Les Victoires de la musique, à quoi ça rime?

16 February 2016 | PAR Hannah Barron

Les Victoires de la musique ont décerné douze récompenses lors de la soirée organisée au Zénith de Paris le vendredi 12 février. Chaque année, cette cérémonie donne une fatigante impression de déjà-vu. Une occasion de se demander pourquoi décerne-t-on des prix ? Nous trouverons peut-être dans l’Histoire la raison qui, au-delà de la récompense, confirme l’importance de telles cérémonies… 

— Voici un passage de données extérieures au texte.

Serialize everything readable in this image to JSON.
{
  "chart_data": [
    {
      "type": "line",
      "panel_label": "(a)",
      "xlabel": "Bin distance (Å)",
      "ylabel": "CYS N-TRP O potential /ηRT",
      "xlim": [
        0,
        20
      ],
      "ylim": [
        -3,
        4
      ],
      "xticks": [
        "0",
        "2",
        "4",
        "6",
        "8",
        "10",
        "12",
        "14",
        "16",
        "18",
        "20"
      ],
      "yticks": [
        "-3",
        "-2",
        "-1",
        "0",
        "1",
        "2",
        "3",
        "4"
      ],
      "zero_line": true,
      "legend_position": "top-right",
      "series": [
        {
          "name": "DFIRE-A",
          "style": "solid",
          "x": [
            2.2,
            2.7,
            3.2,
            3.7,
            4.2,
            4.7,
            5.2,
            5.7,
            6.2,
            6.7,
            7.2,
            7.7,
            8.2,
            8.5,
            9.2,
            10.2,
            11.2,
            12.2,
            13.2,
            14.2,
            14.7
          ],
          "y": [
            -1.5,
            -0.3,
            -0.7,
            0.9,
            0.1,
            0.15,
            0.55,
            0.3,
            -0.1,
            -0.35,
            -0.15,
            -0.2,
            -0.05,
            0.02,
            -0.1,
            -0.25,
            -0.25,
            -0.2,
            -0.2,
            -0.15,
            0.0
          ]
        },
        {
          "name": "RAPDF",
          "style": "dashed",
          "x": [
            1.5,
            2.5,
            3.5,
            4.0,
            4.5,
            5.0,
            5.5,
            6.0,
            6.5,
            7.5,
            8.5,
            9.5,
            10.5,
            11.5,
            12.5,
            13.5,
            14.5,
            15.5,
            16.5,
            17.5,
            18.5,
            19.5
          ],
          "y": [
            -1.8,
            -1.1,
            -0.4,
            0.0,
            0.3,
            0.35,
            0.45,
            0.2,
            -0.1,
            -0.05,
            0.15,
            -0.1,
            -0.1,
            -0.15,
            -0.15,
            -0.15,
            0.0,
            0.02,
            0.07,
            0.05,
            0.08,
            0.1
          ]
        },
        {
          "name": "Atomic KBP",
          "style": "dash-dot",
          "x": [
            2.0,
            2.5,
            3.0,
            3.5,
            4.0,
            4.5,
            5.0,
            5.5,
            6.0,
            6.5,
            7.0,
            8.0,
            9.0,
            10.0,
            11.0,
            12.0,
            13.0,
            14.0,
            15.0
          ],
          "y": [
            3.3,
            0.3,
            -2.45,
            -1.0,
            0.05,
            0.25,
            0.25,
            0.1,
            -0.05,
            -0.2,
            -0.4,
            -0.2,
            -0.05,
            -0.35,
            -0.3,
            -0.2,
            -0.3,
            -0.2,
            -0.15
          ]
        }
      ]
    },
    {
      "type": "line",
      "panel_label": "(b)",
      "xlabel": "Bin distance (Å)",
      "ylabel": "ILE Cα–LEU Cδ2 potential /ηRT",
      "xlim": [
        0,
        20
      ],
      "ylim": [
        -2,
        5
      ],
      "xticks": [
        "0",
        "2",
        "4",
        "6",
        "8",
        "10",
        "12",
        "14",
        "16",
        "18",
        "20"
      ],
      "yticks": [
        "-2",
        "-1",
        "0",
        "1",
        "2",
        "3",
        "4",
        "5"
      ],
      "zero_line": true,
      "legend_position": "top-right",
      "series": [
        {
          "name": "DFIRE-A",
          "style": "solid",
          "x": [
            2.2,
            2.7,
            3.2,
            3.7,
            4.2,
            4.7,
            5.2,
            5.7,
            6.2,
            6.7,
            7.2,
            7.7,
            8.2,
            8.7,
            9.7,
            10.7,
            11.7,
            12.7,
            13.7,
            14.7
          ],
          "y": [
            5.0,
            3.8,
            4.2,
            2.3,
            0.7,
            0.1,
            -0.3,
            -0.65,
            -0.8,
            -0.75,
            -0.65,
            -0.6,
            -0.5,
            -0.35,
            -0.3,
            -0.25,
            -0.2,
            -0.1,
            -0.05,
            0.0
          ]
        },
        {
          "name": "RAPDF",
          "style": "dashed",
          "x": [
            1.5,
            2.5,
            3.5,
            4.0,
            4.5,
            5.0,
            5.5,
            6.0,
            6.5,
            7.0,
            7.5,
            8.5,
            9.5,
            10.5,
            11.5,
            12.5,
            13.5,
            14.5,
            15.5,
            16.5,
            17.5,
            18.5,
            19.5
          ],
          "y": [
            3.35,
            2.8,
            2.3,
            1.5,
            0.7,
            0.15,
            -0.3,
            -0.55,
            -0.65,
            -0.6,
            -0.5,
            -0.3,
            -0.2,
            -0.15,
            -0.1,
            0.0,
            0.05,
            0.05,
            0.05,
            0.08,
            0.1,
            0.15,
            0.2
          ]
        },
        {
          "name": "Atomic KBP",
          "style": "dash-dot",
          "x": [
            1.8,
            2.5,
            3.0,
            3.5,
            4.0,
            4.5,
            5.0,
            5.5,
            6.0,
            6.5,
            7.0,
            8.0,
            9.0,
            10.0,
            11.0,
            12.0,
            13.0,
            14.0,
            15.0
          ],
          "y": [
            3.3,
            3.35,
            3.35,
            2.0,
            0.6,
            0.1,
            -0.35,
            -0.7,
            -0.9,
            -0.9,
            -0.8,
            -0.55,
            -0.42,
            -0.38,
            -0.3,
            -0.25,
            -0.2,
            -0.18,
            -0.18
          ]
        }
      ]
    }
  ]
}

3h de show, une trentaine de candidats, 12 récompenses : le scénario des Victoires de la musique semble se répéter… pour la 31ème fois. Pour autant,  cette nouvelle édition avait voulu marquer le coup, offrant un relooking à  son trophée, réalisé par la cristallerie Daum ainsi qu’une scène modernisée entièrement recouverte d’écrans. Cela n’a pas suffit à emballer l’opinion. En cause, l’aspect redondant des récompenses, la longueur et le peu de spontanéité de l’organisation.

Eschyle, Sophocle et Euripide sur le podium

L’agenda culturel se voit de plus en plus encombré par ces remises de prix, des Molières aux Césars en passant par le Goncourt. Comment expliquer la multiplication de ces cérémonies et leur extension à tous les domaines de la création ? Croyez-le ou non, cette question s’est posée lors d’un séminaire du très sérieux Collège de France. Jean Michel Menger, qui tient la chaire de sociologie du travail créateur, a pour l’occasion invité Victor Ginsburgh, professeur émérite à l’université libre de Bruxelles.  Qui aurait cru qu’on parlait de Michael Jackson et des récompenses du Titanic dans l’ancien Collège Royal ?   Le sujet du jour : « concours et prix artistiques dans l’art, une évaluation des évaluations ».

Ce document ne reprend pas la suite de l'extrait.